Some of the factors that led to the lower dividend in 2019 are:
- Capital markets were affected by the US-China trade war
- Malaysia’s stagnating property cycle
- Lower interest rates that caused yields from fixed income instruments such as government bonds to drop
- Bursa Malaysia’s leading index FBMKLCI was down 4.7% at the end of 2019 compared to the beginning
- The Brexit debacle
- Prolonged Hong Kong protest
Another factor is the size of the EPF fund today.
The fund had grown to RM864.7 billion at the end of October 2019, compared to RM344.6 billion in 2008. What this means is that EPF requires RM9 billion to pay every 1% dividend today.
As a comparison, the RM47.3 billion that was needed to declare 6.15% conventional dividend last year would have translated to a double-digit 14.9% dividend back in 2008.

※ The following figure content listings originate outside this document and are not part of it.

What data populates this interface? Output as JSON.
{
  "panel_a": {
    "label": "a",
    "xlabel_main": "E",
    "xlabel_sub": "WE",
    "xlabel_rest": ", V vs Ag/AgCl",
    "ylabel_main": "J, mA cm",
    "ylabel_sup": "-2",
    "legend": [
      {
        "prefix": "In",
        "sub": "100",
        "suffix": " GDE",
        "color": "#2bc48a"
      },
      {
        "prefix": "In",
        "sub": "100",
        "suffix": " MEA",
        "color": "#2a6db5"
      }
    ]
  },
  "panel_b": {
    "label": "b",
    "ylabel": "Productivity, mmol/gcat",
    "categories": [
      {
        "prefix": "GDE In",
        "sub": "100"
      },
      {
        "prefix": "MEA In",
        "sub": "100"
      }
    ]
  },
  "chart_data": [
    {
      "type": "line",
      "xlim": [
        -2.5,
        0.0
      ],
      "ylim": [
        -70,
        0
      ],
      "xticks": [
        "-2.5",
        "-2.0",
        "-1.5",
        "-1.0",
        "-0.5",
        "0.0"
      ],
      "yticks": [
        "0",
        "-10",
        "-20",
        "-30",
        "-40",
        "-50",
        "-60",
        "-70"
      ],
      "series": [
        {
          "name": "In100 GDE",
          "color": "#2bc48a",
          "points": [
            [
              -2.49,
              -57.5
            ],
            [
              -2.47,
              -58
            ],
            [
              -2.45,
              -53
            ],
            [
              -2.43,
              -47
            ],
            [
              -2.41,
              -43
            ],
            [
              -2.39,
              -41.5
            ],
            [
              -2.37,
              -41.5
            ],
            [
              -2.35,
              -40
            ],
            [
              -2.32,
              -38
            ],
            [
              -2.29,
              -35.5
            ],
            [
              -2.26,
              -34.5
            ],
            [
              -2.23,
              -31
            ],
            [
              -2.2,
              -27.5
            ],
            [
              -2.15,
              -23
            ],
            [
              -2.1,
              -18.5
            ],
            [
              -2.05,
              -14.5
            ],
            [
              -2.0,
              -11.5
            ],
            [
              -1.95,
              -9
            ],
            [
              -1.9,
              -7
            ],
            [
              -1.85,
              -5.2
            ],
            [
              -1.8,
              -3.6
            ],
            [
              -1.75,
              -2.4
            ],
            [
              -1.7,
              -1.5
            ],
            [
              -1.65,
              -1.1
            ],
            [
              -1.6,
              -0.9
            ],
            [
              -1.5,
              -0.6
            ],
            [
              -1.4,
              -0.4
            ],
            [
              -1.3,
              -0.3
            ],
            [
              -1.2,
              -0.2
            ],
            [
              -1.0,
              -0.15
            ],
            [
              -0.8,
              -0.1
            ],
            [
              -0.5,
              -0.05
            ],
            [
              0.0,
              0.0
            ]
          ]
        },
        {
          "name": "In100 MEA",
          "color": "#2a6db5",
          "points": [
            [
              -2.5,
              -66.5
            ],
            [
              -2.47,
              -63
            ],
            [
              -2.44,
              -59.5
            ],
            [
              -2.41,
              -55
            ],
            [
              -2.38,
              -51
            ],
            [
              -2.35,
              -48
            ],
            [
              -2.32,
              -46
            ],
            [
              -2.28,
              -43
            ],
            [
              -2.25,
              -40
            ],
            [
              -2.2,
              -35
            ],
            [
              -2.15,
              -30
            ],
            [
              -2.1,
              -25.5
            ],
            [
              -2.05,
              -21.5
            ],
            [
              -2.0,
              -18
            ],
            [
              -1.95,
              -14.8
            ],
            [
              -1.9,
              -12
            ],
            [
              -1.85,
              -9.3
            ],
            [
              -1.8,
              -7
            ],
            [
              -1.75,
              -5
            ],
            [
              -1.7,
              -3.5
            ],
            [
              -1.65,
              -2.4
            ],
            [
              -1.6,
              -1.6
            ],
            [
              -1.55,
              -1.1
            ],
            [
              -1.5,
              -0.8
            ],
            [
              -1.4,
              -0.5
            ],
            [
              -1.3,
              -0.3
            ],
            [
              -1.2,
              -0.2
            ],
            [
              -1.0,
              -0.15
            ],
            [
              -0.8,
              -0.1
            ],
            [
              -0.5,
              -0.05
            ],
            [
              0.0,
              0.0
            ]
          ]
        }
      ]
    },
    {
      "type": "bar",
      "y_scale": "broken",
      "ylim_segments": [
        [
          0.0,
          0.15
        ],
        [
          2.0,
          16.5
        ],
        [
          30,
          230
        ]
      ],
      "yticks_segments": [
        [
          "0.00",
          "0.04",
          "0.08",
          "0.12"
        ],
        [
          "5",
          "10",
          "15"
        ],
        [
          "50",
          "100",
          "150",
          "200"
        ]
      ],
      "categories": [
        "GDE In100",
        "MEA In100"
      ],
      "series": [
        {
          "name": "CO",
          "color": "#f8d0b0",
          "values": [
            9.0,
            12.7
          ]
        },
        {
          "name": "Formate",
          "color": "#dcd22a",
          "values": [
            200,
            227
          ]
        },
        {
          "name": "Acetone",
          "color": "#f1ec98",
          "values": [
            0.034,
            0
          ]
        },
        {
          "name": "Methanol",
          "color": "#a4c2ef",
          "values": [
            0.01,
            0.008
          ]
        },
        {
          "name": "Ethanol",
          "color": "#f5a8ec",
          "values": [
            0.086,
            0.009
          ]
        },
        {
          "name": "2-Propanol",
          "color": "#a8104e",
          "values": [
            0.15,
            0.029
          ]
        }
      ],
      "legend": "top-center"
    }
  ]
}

While analysts had already forecasted the dividend rate to come in below 6%, the reality was still disappointing to EPF members.
Mixed emotions from the rakyat
Once EPF made an announcement via a post in their official Facebook account, Malaysians flocked to social media with their comments.
Some commended EPF for doing their best despite the fragile investment scene globally, while some are worried about their retirement fund. Some even blame the new government for the low dividend payout.
We, at iMoney also received some interesting comments from our readers.
What the expert says?
Felix Neoh, Director (Financial Planning) at Finwealth Management Sdn. Bhd. spoke to iMoney on what we can do about EPF’s lower dividend payout.
A: For the majority of contributors (in the accumulation phase) who are still actively working and contributing, the long-term effect is that the compounding returns of their retirement savings will be less. The impact of a one-year lower performance will not be as pronounced in the long term as compared to a long- term downward trend (should this low dividend rate continue over a long period).
For retired members who still maintain their savings with EPF and depend on the dividend as a means of funding their annual retirement expenses, they will have less money to spend this year. So, adjustments to the retirement lifestyle might be required if the EPF funds are the main source of retirement income. If you’re able to do so, consider part-time work to supplement the income or look for other investment opportunities to generate a higher overall return to meet your retirement funding needs.
At the end of the day, 5 or 5.45% is still much better than what can be earned from most savings or fixed deposits while riskier investments may get you higher returns but offer none of the security that you get with EPF.
However, as highlighted by the analyst, it is advisable to not be fully dependent on EPF as the only source of your retirement funding.